Antiretroviral (ARV) Drug Resistance and HIV-1 Subtypes among Injecting Drug Users in the Coastal Region of Kenya.

HIV-1 genetic diversity results into the development of widespread drug-resistant mutations (DRMs) for the first-line retroviral therapy. Nevertheless, few studies have investigated the relationship between DRMs and HIV-1 subtypes among HIV-positive injecting drug users (IDUs).
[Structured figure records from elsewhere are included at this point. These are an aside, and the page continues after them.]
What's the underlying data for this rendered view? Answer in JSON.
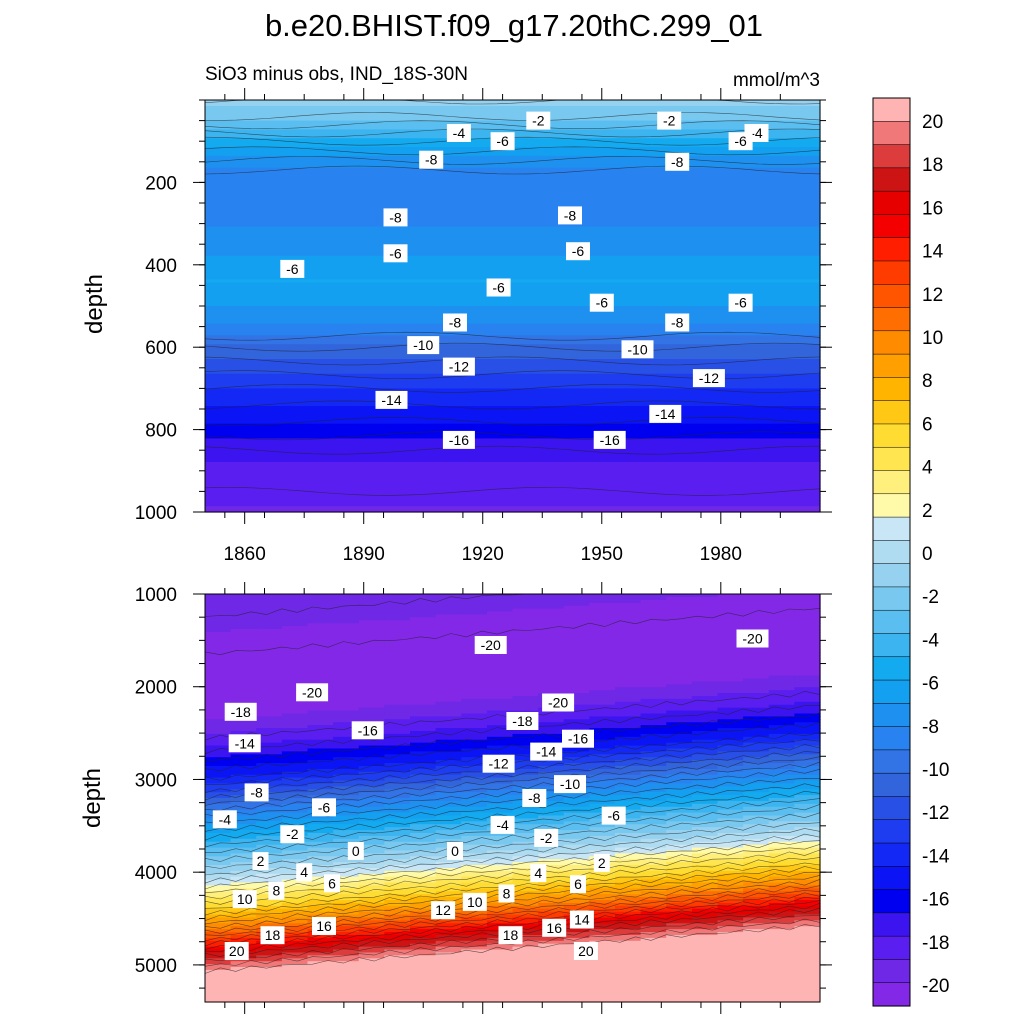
{
  "chart_data": {
    "type": "contour",
    "title": "b.e20.BHIST.f09_g17.20thC.299_01",
    "subtitle_left": "SiO3 minus obs, IND_18S-30N",
    "subtitle_right": "mmol/m^3",
    "colorbar": {
      "levels": [
        -20,
        -18,
        -16,
        -14,
        -12,
        -10,
        -8,
        -6,
        -4,
        -2,
        0,
        2,
        4,
        6,
        8,
        10,
        12,
        14,
        16,
        18,
        20
      ],
      "tick_labels": [
        "20",
        "18",
        "16",
        "14",
        "12",
        "10",
        "8",
        "6",
        "4",
        "2",
        "0",
        "-2",
        "-4",
        "-6",
        "-8",
        "-10",
        "-12",
        "-14",
        "-16",
        "-18",
        "-20"
      ],
      "colors_top_to_bottom": [
        "#ffb4b4",
        "#f07878",
        "#dc3c3c",
        "#cd1414",
        "#e60000",
        "#f50000",
        "#ff1e00",
        "#ff3c00",
        "#ff5500",
        "#ff6e00",
        "#ff8c00",
        "#ffa000",
        "#ffb400",
        "#ffc814",
        "#ffdc32",
        "#ffe650",
        "#fff07d",
        "#fffaaa",
        "#c8e6f5",
        "#afdcf0",
        "#96d2f0",
        "#78c8f0",
        "#5abef0",
        "#3cb4f0",
        "#14aaf0",
        "#14a0f0",
        "#1e91f0",
        "#2882f0",
        "#3273e6",
        "#3264dc",
        "#2850e6",
        "#1e3cf0",
        "#1428f5",
        "#0a14f5",
        "#0000f0",
        "#3c14f0",
        "#5a1ef0",
        "#6e28e6",
        "#8228e6"
      ]
    },
    "x_ticks": [
      1860,
      1890,
      1920,
      1950,
      1980
    ],
    "xlim": [
      1850,
      2005
    ],
    "panels": [
      {
        "name": "upper",
        "ylabel": "depth",
        "ylim": [
          1000,
          0
        ],
        "y_ticks": [
          200,
          400,
          600,
          800,
          1000
        ],
        "depth_profile": [
          {
            "depth": 0,
            "value": -1
          },
          {
            "depth": 40,
            "value": -2
          },
          {
            "depth": 100,
            "value": -5
          },
          {
            "depth": 170,
            "value": -8
          },
          {
            "depth": 240,
            "value": -8.5
          },
          {
            "depth": 330,
            "value": -7.5
          },
          {
            "depth": 440,
            "value": -5.5
          },
          {
            "depth": 520,
            "value": -7
          },
          {
            "depth": 600,
            "value": -10
          },
          {
            "depth": 700,
            "value": -13
          },
          {
            "depth": 780,
            "value": -15
          },
          {
            "depth": 850,
            "value": -17
          },
          {
            "depth": 1000,
            "value": -18.5
          }
        ],
        "contour_labels": [
          {
            "x": 1934,
            "y": 50,
            "text": "-2"
          },
          {
            "x": 1967,
            "y": 50,
            "text": "-2"
          },
          {
            "x": 1914,
            "y": 80,
            "text": "-4"
          },
          {
            "x": 1989,
            "y": 80,
            "text": "-4"
          },
          {
            "x": 1925,
            "y": 100,
            "text": "-6"
          },
          {
            "x": 1985,
            "y": 100,
            "text": "-6"
          },
          {
            "x": 1907,
            "y": 145,
            "text": "-8"
          },
          {
            "x": 1969,
            "y": 150,
            "text": "-8"
          },
          {
            "x": 1898,
            "y": 285,
            "text": "-8"
          },
          {
            "x": 1942,
            "y": 280,
            "text": "-8"
          },
          {
            "x": 1898,
            "y": 372,
            "text": "-6"
          },
          {
            "x": 1944,
            "y": 367,
            "text": "-6"
          },
          {
            "x": 1872,
            "y": 410,
            "text": "-6"
          },
          {
            "x": 1924,
            "y": 455,
            "text": "-6"
          },
          {
            "x": 1950,
            "y": 492,
            "text": "-6"
          },
          {
            "x": 1985,
            "y": 492,
            "text": "-6"
          },
          {
            "x": 1913,
            "y": 540,
            "text": "-8"
          },
          {
            "x": 1969,
            "y": 540,
            "text": "-8"
          },
          {
            "x": 1905,
            "y": 595,
            "text": "-10"
          },
          {
            "x": 1959,
            "y": 605,
            "text": "-10"
          },
          {
            "x": 1914,
            "y": 647,
            "text": "-12"
          },
          {
            "x": 1977,
            "y": 675,
            "text": "-12"
          },
          {
            "x": 1897,
            "y": 728,
            "text": "-14"
          },
          {
            "x": 1966,
            "y": 762,
            "text": "-14"
          },
          {
            "x": 1914,
            "y": 825,
            "text": "-16"
          },
          {
            "x": 1952,
            "y": 825,
            "text": "-16"
          }
        ]
      },
      {
        "name": "lower",
        "ylabel": "depth",
        "ylim": [
          5400,
          1000
        ],
        "y_ticks": [
          1000,
          2000,
          3000,
          4000,
          5000
        ],
        "depth_profile": [
          {
            "depth": 1000,
            "value": -19
          },
          {
            "depth": 1400,
            "value": -20
          },
          {
            "depth": 2100,
            "value": -19.5
          },
          {
            "depth": 2450,
            "value": -17
          },
          {
            "depth": 2750,
            "value": -14
          },
          {
            "depth": 3150,
            "value": -8
          },
          {
            "depth": 3500,
            "value": -3.5
          },
          {
            "depth": 3750,
            "value": -0.5
          },
          {
            "depth": 3850,
            "value": 1
          },
          {
            "depth": 4150,
            "value": 6
          },
          {
            "depth": 4400,
            "value": 11
          },
          {
            "depth": 4650,
            "value": 17
          },
          {
            "depth": 4850,
            "value": 20.5
          },
          {
            "depth": 5400,
            "value": 21
          }
        ],
        "depth_slope_per_year": -3.2,
        "contour_labels": [
          {
            "x": 1922,
            "y": 1550,
            "text": "-20"
          },
          {
            "x": 1988,
            "y": 1480,
            "text": "-20"
          },
          {
            "x": 1877,
            "y": 2060,
            "text": "-20"
          },
          {
            "x": 1939,
            "y": 2170,
            "text": "-20"
          },
          {
            "x": 1859,
            "y": 2270,
            "text": "-18"
          },
          {
            "x": 1930,
            "y": 2370,
            "text": "-18"
          },
          {
            "x": 1891,
            "y": 2470,
            "text": "-16"
          },
          {
            "x": 1944,
            "y": 2560,
            "text": "-16"
          },
          {
            "x": 1860,
            "y": 2610,
            "text": "-14"
          },
          {
            "x": 1936,
            "y": 2700,
            "text": "-14"
          },
          {
            "x": 1924,
            "y": 2830,
            "text": "-12"
          },
          {
            "x": 1942,
            "y": 3050,
            "text": "-10"
          },
          {
            "x": 1863,
            "y": 3140,
            "text": "-8"
          },
          {
            "x": 1933,
            "y": 3200,
            "text": "-8"
          },
          {
            "x": 1880,
            "y": 3300,
            "text": "-6"
          },
          {
            "x": 1953,
            "y": 3390,
            "text": "-6"
          },
          {
            "x": 1855,
            "y": 3430,
            "text": "-4"
          },
          {
            "x": 1925,
            "y": 3490,
            "text": "-4"
          },
          {
            "x": 1872,
            "y": 3590,
            "text": "-2"
          },
          {
            "x": 1936,
            "y": 3630,
            "text": "-2"
          },
          {
            "x": 1888,
            "y": 3770,
            "text": "0"
          },
          {
            "x": 1913,
            "y": 3770,
            "text": "0"
          },
          {
            "x": 1864,
            "y": 3880,
            "text": "2"
          },
          {
            "x": 1950,
            "y": 3900,
            "text": "2"
          },
          {
            "x": 1875,
            "y": 4000,
            "text": "4"
          },
          {
            "x": 1934,
            "y": 4010,
            "text": "4"
          },
          {
            "x": 1882,
            "y": 4120,
            "text": "6"
          },
          {
            "x": 1944,
            "y": 4130,
            "text": "6"
          },
          {
            "x": 1868,
            "y": 4200,
            "text": "8"
          },
          {
            "x": 1926,
            "y": 4230,
            "text": "8"
          },
          {
            "x": 1860,
            "y": 4290,
            "text": "10"
          },
          {
            "x": 1918,
            "y": 4320,
            "text": "10"
          },
          {
            "x": 1910,
            "y": 4410,
            "text": "12"
          },
          {
            "x": 1945,
            "y": 4510,
            "text": "14"
          },
          {
            "x": 1880,
            "y": 4580,
            "text": "16"
          },
          {
            "x": 1938,
            "y": 4600,
            "text": "16"
          },
          {
            "x": 1867,
            "y": 4680,
            "text": "18"
          },
          {
            "x": 1927,
            "y": 4680,
            "text": "18"
          },
          {
            "x": 1858,
            "y": 4850,
            "text": "20"
          },
          {
            "x": 1946,
            "y": 4850,
            "text": "20"
          }
        ]
      }
    ]
  }
}
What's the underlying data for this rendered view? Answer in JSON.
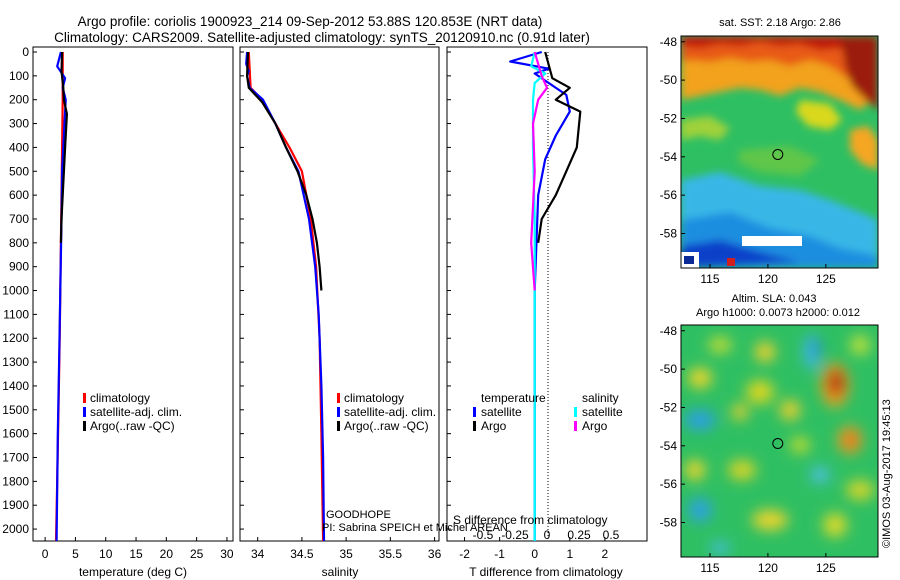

This study therefore determined the association between HIV-1 genotypes and DRMs among the 200 IDUs. Stanford HIV Drug Resistance Database was used to interpret DRMs. The five HIV-1 genotypes circulating among the IDUs were A1 (25 (53.2%)), A2 (2 (4.3%)), B (2 (4.3%)), C (9 (19.1%)), and D (9 (19.1%)). The proportions of DRMs were A1 (12 (52.2%)), A2 (1 (4.3%)), B (0 (0.0%)), C (5 (21.7%)), and D (5 (21.7%)). Due to the large proportion of drug resistance across all HIV-1 subtypes, surveillance and behavioral studies need to be explored as IDUs may be spreading the drug resistance to the general population. In addition, further characterization of DRMs including all the relevant clinical parameters among the larger population of IDUs is critical for effective drug resistance surveillance.